Sie hatte nicht damit gerechnet, dass er sie küssen würde, und erst recht nicht mit dieser vertrauten Erregung, die dabei in ihr aufgeflammt war. Der Augenblick, als ihre Lippen sich berührten, hatte sie in die Zeit zurückversetzt, als Marco ihre ganze Welt gewesen war … Als sie geglaubt hatte, dass er ebenso empfand – nur war es nicht so gewesen. Es konnte nicht so gewesen sein, wenn sie daran dachte, wie er über diese andere Frau gesprochen hatte.
„Hier, trink das.“
Er drückte ihr ein Glas in die Hand. Gina nahm gehorsam einen Schluck und musste husten, als der scharfe Alkohol durch ihre Kehle rann. Marco wollte ihr auf den Rücken klopfen, doch sie wich rasch zur Seite. Im Moment konnte sie seine Berührung nicht ertragen. Sie fürchtete, ihre mühsam aufrechterhaltene Beherrschung zu verlieren, und das konnte sie sich jetzt nicht leisten. Die Tatsache, dass es da die ganze Zeit eine andere Frau gegeben hatte, die ihm offenbar alles bedeutet hatte, änderte ihre gesamte Sicht der Dinge. Es erforderte ihren ganzen Mut, die Frage zu stellen, aber sie musste es wissen.
„Wer ist Francesca?“
Er starrte in sein Glas, und als er sie dann ansah, war da eine unendliche Leere in seinem Blick. „Francesca ist … war meine Frau.“
„Deine Frau!“
Gina war sichtlich schockiert. Marco wusste, dass er ihr jetzt nichts mehr verschweigen durfte. „Ja, sie starb vor vier Jahren.“
„Sie starb? War sie denn krank?“
Marco antwortete nicht gleich. Wie immer, wenn er über Francesca sprach, überwältigte ihn das vertraute Gefühl der Trauer. Doch diesmal war es irgendwie anders … Er räusperte sich. „Nein. Es war ein Unfall. Sie wurde von einem Wagen erfasst und gegen eine Mauer geschleudert, als der Fahrer versuchte, einem Kind auszuweichen. Sie war sofort tot.“
„Wie furchtbar. Ich weiß nicht, was ich sagen soll …“ Gina verstummte. Sie suchte offenbar nach tröstenden Worten.
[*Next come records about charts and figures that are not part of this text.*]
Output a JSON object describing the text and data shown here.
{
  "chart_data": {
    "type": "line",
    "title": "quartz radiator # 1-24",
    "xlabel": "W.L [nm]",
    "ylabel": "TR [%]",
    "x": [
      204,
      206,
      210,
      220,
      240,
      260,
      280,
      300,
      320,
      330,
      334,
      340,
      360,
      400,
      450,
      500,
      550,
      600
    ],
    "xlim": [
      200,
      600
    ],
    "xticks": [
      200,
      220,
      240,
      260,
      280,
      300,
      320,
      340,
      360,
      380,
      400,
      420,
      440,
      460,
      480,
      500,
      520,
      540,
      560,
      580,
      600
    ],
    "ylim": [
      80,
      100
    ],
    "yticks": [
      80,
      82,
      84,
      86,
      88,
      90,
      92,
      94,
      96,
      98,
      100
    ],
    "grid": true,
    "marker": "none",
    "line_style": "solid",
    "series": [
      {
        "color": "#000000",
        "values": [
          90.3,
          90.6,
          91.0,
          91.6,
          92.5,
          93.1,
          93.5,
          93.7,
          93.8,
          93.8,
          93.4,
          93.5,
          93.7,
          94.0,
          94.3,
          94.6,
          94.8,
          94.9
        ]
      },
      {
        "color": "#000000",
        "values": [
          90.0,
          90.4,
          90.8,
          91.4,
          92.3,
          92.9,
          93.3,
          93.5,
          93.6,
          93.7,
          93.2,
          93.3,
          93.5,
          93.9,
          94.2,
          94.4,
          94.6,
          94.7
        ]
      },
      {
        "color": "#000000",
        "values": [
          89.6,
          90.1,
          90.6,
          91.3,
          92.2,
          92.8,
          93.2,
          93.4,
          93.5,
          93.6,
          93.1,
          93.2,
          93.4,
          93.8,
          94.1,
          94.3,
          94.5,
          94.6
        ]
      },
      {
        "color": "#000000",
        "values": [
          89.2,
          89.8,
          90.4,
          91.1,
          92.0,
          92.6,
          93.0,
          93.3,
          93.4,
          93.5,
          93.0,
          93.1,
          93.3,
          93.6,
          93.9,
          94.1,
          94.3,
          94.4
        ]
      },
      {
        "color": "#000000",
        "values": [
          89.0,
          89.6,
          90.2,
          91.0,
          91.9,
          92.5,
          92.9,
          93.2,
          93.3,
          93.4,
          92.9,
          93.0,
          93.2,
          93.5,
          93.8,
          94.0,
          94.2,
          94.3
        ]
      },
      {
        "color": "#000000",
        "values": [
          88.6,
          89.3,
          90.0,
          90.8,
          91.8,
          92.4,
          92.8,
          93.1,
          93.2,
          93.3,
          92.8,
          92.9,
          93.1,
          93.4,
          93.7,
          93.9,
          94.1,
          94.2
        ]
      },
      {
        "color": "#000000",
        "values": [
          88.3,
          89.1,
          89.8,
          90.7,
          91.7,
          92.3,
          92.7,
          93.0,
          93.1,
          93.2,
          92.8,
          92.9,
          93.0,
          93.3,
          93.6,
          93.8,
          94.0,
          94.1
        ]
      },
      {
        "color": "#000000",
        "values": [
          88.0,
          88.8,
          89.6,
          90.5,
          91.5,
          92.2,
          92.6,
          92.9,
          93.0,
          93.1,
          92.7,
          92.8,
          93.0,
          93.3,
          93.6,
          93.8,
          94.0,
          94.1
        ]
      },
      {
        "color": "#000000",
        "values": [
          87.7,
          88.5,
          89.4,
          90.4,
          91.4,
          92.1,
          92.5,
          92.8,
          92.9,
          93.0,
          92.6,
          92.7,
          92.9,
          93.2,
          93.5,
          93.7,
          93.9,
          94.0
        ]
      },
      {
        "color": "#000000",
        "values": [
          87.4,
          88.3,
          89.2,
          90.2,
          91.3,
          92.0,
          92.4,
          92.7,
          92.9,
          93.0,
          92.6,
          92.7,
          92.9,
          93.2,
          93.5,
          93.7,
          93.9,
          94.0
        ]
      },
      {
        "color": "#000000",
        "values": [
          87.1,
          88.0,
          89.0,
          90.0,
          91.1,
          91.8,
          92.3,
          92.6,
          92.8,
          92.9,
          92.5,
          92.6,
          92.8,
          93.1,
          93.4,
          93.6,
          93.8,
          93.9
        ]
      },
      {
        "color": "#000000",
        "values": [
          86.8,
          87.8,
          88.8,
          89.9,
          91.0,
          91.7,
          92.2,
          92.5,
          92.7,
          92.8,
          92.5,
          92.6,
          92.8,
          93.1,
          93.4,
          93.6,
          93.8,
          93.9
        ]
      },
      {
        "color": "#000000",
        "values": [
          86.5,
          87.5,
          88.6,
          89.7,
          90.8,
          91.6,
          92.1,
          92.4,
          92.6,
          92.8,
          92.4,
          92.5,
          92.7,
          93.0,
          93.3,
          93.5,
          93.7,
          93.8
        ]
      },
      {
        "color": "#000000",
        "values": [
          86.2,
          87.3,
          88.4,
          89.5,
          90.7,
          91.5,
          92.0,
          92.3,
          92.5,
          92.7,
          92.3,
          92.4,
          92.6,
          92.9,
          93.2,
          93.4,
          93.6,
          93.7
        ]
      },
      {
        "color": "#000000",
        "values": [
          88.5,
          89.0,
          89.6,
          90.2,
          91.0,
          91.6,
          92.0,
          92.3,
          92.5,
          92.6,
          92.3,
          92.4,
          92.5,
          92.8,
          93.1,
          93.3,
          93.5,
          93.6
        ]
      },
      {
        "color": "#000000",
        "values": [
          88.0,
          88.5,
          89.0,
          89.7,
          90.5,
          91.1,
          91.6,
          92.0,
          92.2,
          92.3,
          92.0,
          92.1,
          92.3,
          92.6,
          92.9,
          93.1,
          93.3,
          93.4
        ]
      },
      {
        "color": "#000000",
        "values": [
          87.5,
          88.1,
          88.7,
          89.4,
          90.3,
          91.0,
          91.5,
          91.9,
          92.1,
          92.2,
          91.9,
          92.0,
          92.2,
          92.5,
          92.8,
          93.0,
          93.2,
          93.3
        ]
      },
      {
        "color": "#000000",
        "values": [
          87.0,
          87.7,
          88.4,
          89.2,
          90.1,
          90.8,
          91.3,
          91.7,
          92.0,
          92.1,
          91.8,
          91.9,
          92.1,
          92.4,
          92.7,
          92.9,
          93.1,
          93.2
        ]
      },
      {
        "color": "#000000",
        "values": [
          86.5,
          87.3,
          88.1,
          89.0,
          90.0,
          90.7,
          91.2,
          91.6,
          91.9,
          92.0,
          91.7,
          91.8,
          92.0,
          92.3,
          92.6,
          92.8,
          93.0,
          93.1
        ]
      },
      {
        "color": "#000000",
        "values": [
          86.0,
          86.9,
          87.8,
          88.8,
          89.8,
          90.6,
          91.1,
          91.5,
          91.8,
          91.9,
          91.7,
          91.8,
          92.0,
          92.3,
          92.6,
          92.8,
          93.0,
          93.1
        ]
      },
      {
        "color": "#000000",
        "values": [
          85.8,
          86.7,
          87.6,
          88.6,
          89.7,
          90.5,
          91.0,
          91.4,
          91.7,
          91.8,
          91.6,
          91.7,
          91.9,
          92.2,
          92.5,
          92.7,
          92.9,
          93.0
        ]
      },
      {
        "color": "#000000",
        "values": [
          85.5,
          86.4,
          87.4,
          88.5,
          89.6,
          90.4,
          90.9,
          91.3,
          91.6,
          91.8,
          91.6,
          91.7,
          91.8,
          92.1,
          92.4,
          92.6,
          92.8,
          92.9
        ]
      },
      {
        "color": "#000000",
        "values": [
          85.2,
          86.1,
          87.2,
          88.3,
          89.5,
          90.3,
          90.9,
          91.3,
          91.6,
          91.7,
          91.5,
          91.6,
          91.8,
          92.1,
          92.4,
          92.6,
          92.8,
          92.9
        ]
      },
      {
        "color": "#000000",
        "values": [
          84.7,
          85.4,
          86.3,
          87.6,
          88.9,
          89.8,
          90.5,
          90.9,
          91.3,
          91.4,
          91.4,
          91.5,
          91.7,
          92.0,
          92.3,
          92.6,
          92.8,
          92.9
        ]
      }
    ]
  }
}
„Da gibt es nichts zu sagen, Gina. Es war einer dieser tragischen Unfälle, von denen man in der Zeitung liest, sich aber nicht vorstellen kann, dass so etwas einen jemals selbst betreffen könnte.“
„Du musst zutiefst erschüttert gewesen sein.“
„Das war ich. Es war wie ein Alptraum, aus dem man nicht erwacht. Ich brauchte sehr lange, bis ich mich damit abgefunden hatte, dass Francesca nicht mehr zurückkommt.“
„Es tut mir so leid“, murmelte Gina mit Tränen in den Augen und griff nach Marcos Hand.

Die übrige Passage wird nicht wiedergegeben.